Serving the Fullerton Community Since 1922

The Hornet

Fullerton College to host 21st annual Kwanzaa celebration

The FC Ethnic Studies Department and Umoja Program will co-host the 21st annual Kwanzaa celebration on Friday, Dec. 8 from 6 to 9 p.m. inside the Wilshire Auditorium.

The event’s special guest speaker will be Dr. Maulana Karenga, the founder of Kwanzaa. He is a professor and chair department of Africana studies at California State University, Long Beach.

Karenga is recognized as an influential figure who has had a long lasting impact on black intellectual and political culture since the 1960s. He has played a vital role in an extensive amount of accomplishments ranging from the Black Arts Movement, Black Studies, the Black Power Movement, and many more.
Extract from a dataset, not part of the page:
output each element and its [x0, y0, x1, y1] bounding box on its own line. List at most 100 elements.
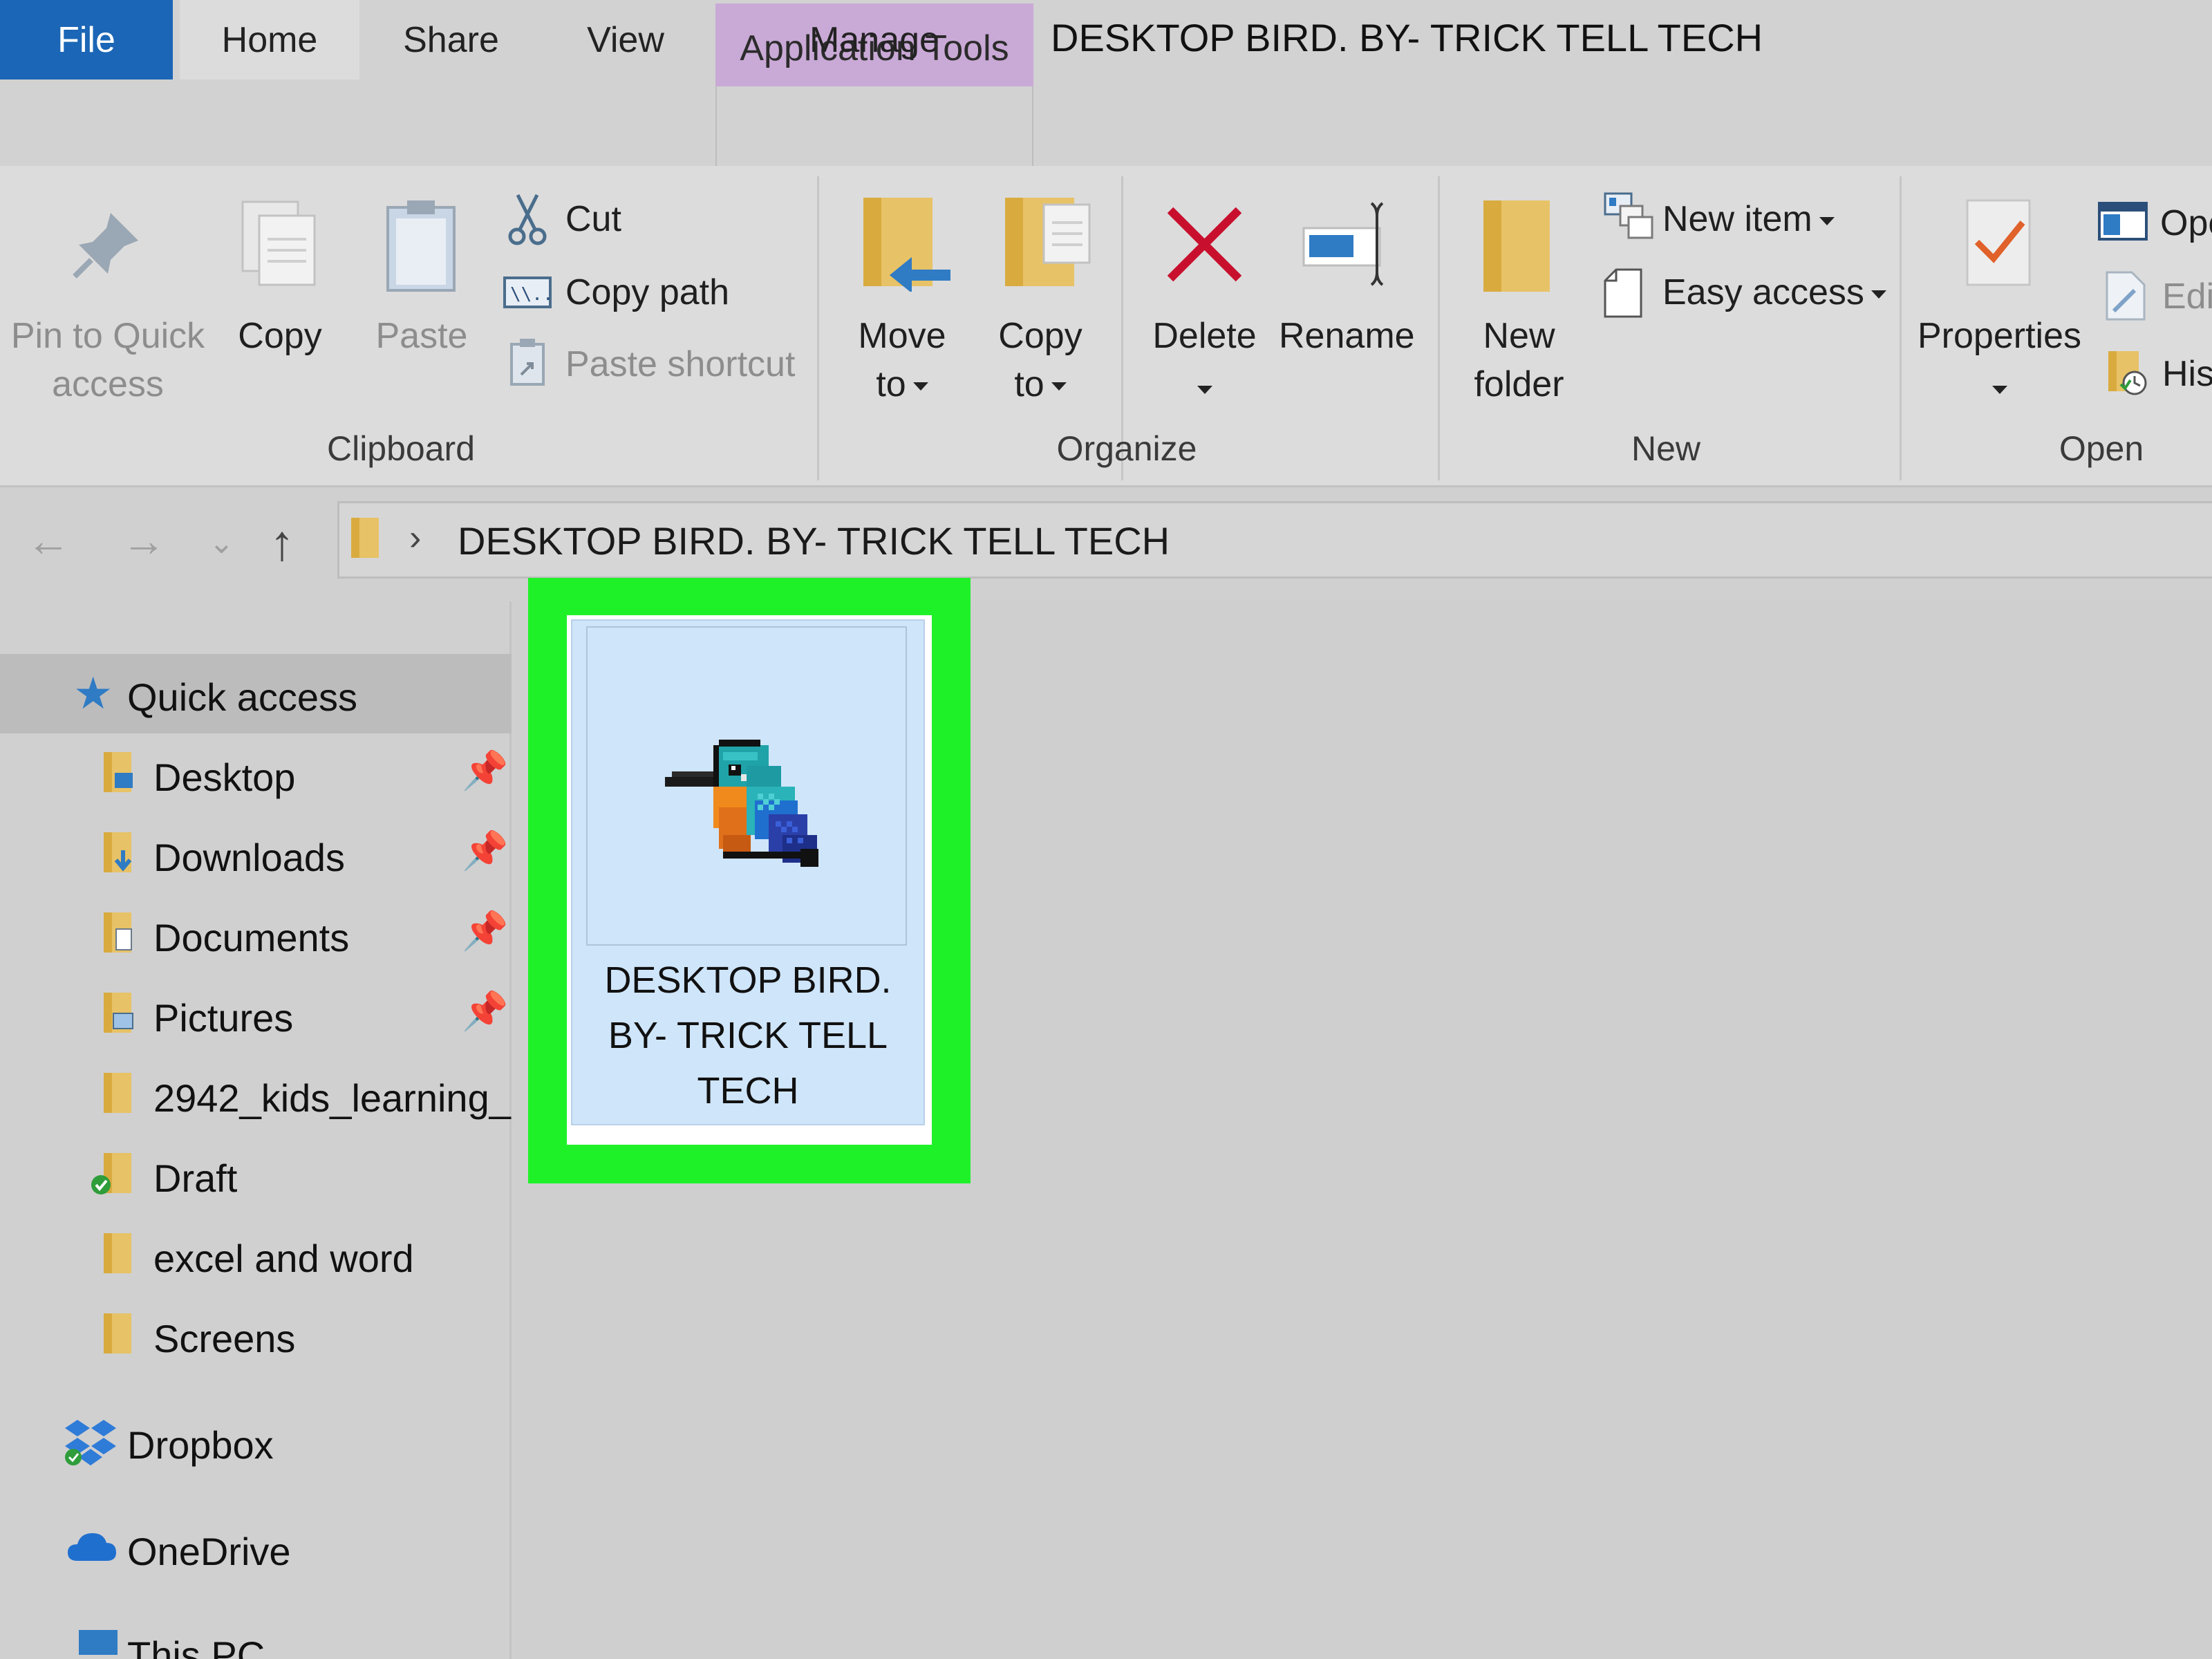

“I think [Dr. Maulana Karenga] is a visionary,” Antonio Banks, director of the FC Umoja Program said. “To be able to put forth a holiday, I don’t even know how you start a holiday. I think something like that takes vision and passion. He seems like he’s embodied those things.”

The event’s theme is Kuumba, which is one of the seven principles of Kwanzaa. The word means creativity, or more specifically, “to do always as much as we can, in the way we can, in order to leave our community more beautiful and beneficial than we inherited it.”

“Our goal with this entire event is to really higlight the role of art and creating a more beautiful community,” Arnetta Smith, professor of ethnic studies said.

“I really wanted to highlight the role of black artists and how art helps us move through the world. Art helps us heal from some of the oppression that we experience as black people living in the United States,” Smith said.

The Kwanzaa event is free for everyone to enjoy. Reception and food begins at 6 p.m. Meanwhile, the formal Kwanzaa program will begin at 7 p.m.

Entertainment will include performances by the KIPP’s Academy of Opportunity Youth Drumline, students and faculty. Professor Ernest Bridges will be directing the Kwanzaa ceremony.

“I’m really looking forward to meeting Dr. Karenga,” Smith said. “I got my [bachelor’s degree] in African-American studies so I’ve been studying him for years. And now I’m teaching about him and his philosophy in some of my classes. So just being able to actually meet him and get the chance to interact with him, I’m excited.”